SOHO businesses beware of 419 scamWritten by Dan Blacharski on January 23, 2009
Spam comes in all shapes and sizes. Besides the traditional email spam, spammers target forums, blogs, and now, for the first time I’ve seen them targeting Web 2.0 B2B sites with a variation of the old Nigerian 419 scam, this one involving advanced fee fraud. Small businesses and one-man shops should take note and beware of this activity.
The miracle of the Internet has made it possible for me to work at home exclusively, running my small one-man shop from my home office whilst wearing a bathrobe and slippers. And the wonderful thing about it is that there are many more people like myself out there, who do the same thing. One of the marvelous Web 2.0 inventions that enables me to continue putting my name out there is B2B networking sites, which connect businesses looking for contractors for projects, and the contractors who provide them. As a writer, consultant and analyst, I make good use of these B2B sites and have often gotten great projects from them. But scammers too are seeing these Web 2.0 sites as a new target to find their victims.
Lately, there have been a lot of spammy entries on some of these boards, and one entry in particular that masqueraded as a legitimate company. I want to take this opportunity to let everybody know about it, especially if you make use of these B2B sites. I won’t mention the name of the B2B site in this posting, but it worked like this: The scammer posts a job on the B2B board for bid. Everything goes normal at first, with an agreed-upon payment in advance. Then, the victim gets a strange email from the scammer, stating an amount that is in excess of the agreed-upon payment, with instructions to send the balance via Western Union to a previously unknown third party in China.

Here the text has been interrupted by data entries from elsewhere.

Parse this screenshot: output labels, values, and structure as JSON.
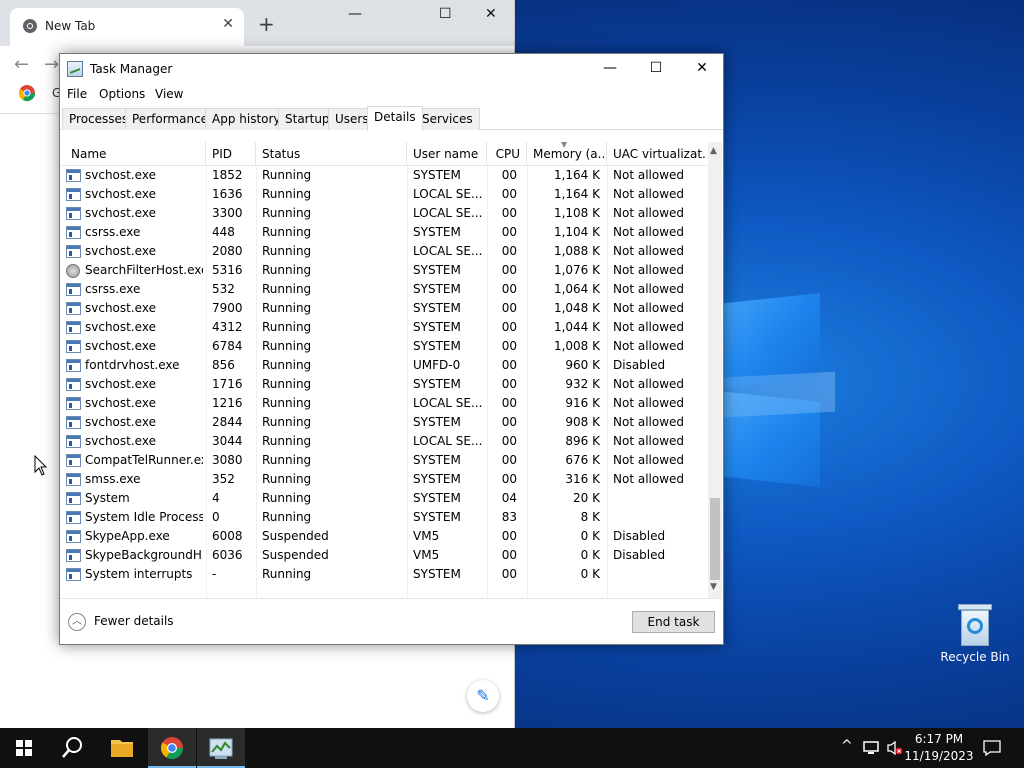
{
  "chrome": {
    "tab_title": "New Tab",
    "tab_close": "✕",
    "new_tab": "+",
    "min": "—",
    "max": "☐",
    "close": "✕",
    "back": "←",
    "forward": "→",
    "bookmark_text": "G",
    "edit_icon": "✎"
  },
  "taskmanager": {
    "title": "Task Manager",
    "min": "—",
    "max": "☐",
    "close": "✕",
    "menu": [
      "File",
      "Options",
      "View"
    ],
    "tabs": [
      "Processes",
      "Performance",
      "App history",
      "Startup",
      "Users",
      "Details",
      "Services"
    ],
    "active_tab": "Details",
    "columns": [
      "Name",
      "PID",
      "Status",
      "User name",
      "CPU",
      "Memory (a...",
      "UAC virtualizat..."
    ],
    "rows": [
      {
        "name": "svchost.exe",
        "pid": "1852",
        "status": "Running",
        "user": "SYSTEM",
        "cpu": "00",
        "mem": "1,164 K",
        "uac": "Not allowed",
        "icon": "window"
      },
      {
        "name": "svchost.exe",
        "pid": "1636",
        "status": "Running",
        "user": "LOCAL SE...",
        "cpu": "00",
        "mem": "1,164 K",
        "uac": "Not allowed",
        "icon": "window"
      },
      {
        "name": "svchost.exe",
        "pid": "3300",
        "status": "Running",
        "user": "LOCAL SE...",
        "cpu": "00",
        "mem": "1,108 K",
        "uac": "Not allowed",
        "icon": "window"
      },
      {
        "name": "csrss.exe",
        "pid": "448",
        "status": "Running",
        "user": "SYSTEM",
        "cpu": "00",
        "mem": "1,104 K",
        "uac": "Not allowed",
        "icon": "window"
      },
      {
        "name": "svchost.exe",
        "pid": "2080",
        "status": "Running",
        "user": "LOCAL SE...",
        "cpu": "00",
        "mem": "1,088 K",
        "uac": "Not allowed",
        "icon": "window"
      },
      {
        "name": "SearchFilterHost.exe",
        "pid": "5316",
        "status": "Running",
        "user": "SYSTEM",
        "cpu": "00",
        "mem": "1,076 K",
        "uac": "Not allowed",
        "icon": "search"
      },
      {
        "name": "csrss.exe",
        "pid": "532",
        "status": "Running",
        "user": "SYSTEM",
        "cpu": "00",
        "mem": "1,064 K",
        "uac": "Not allowed",
        "icon": "window"
      },
      {
        "name": "svchost.exe",
        "pid": "7900",
        "status": "Running",
        "user": "SYSTEM",
        "cpu": "00",
        "mem": "1,048 K",
        "uac": "Not allowed",
        "icon": "window"
      },
      {
        "name": "svchost.exe",
        "pid": "4312",
        "status": "Running",
        "user": "SYSTEM",
        "cpu": "00",
        "mem": "1,044 K",
        "uac": "Not allowed",
        "icon": "window"
      },
      {
        "name": "svchost.exe",
        "pid": "6784",
        "status": "Running",
        "user": "SYSTEM",
        "cpu": "00",
        "mem": "1,008 K",
        "uac": "Not allowed",
        "icon": "window"
      },
      {
        "name": "fontdrvhost.exe",
        "pid": "856",
        "status": "Running",
        "user": "UMFD-0",
        "cpu": "00",
        "mem": "960 K",
        "uac": "Disabled",
        "icon": "window"
      },
      {
        "name": "svchost.exe",
        "pid": "1716",
        "status": "Running",
        "user": "SYSTEM",
        "cpu": "00",
        "mem": "932 K",
        "uac": "Not allowed",
        "icon": "window"
      },
      {
        "name": "svchost.exe",
        "pid": "1216",
        "status": "Running",
        "user": "LOCAL SE...",
        "cpu": "00",
        "mem": "916 K",
        "uac": "Not allowed",
        "icon": "window"
      },
      {
        "name": "svchost.exe",
        "pid": "2844",
        "status": "Running",
        "user": "SYSTEM",
        "cpu": "00",
        "mem": "908 K",
        "uac": "Not allowed",
        "icon": "window"
      },
      {
        "name": "svchost.exe",
        "pid": "3044",
        "status": "Running",
        "user": "LOCAL SE...",
        "cpu": "00",
        "mem": "896 K",
        "uac": "Not allowed",
        "icon": "window"
      },
      {
        "name": "CompatTelRunner.exe",
        "pid": "3080",
        "status": "Running",
        "user": "SYSTEM",
        "cpu": "00",
        "mem": "676 K",
        "uac": "Not allowed",
        "icon": "window"
      },
      {
        "name": "smss.exe",
        "pid": "352",
        "status": "Running",
        "user": "SYSTEM",
        "cpu": "00",
        "mem": "316 K",
        "uac": "Not allowed",
        "icon": "window"
      },
      {
        "name": "System",
        "pid": "4",
        "status": "Running",
        "user": "SYSTEM",
        "cpu": "04",
        "mem": "20 K",
        "uac": "",
        "icon": "window"
      },
      {
        "name": "System Idle Process",
        "pid": "0",
        "status": "Running",
        "user": "SYSTEM",
        "cpu": "83",
        "mem": "8 K",
        "uac": "",
        "icon": "window"
      },
      {
        "name": "SkypeApp.exe",
        "pid": "6008",
        "status": "Suspended",
        "user": "VM5",
        "cpu": "00",
        "mem": "0 K",
        "uac": "Disabled",
        "icon": "window"
      },
      {
        "name": "SkypeBackgroundH...",
        "pid": "6036",
        "status": "Suspended",
        "user": "VM5",
        "cpu": "00",
        "mem": "0 K",
        "uac": "Disabled",
        "icon": "window"
      },
      {
        "name": "System interrupts",
        "pid": "-",
        "status": "Running",
        "user": "SYSTEM",
        "cpu": "00",
        "mem": "0 K",
        "uac": "",
        "icon": "window"
      }
    ],
    "fewer_details": "Fewer details",
    "end_task": "End task"
  },
  "desktop": {
    "recycle_bin": "Recycle Bin"
  },
  "taskbar": {
    "time": "6:17 PM",
    "date": "11/19/2023",
    "tray_chevron": "^"
  },
  "colors": {
    "accent": "#0078d7",
    "taskbar": "#101010",
    "wallpaper": "#0e58c2"
  }
}
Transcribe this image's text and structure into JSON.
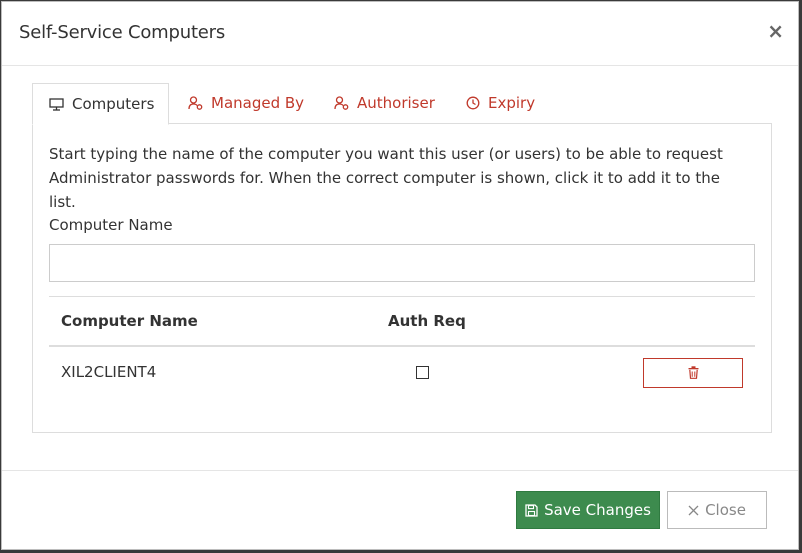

Of course, here’s how it really works: The scammer sends a counterfeit money order to the victim, who deposits it in his/her bank account, and then runs down to Western Union to send off the third party payment. After a few days, the bank returns the money order, recognizing it as counterfeit, but by then, it’s too late, and the victim is already out the money that has been sent by Western Union.
Web 2.0 innovations and B2B Internet sites have changed the game for SOHO operations for the better–but the popularity of these tools and of the work-at-home movement has made this a prime target for scammers like this one.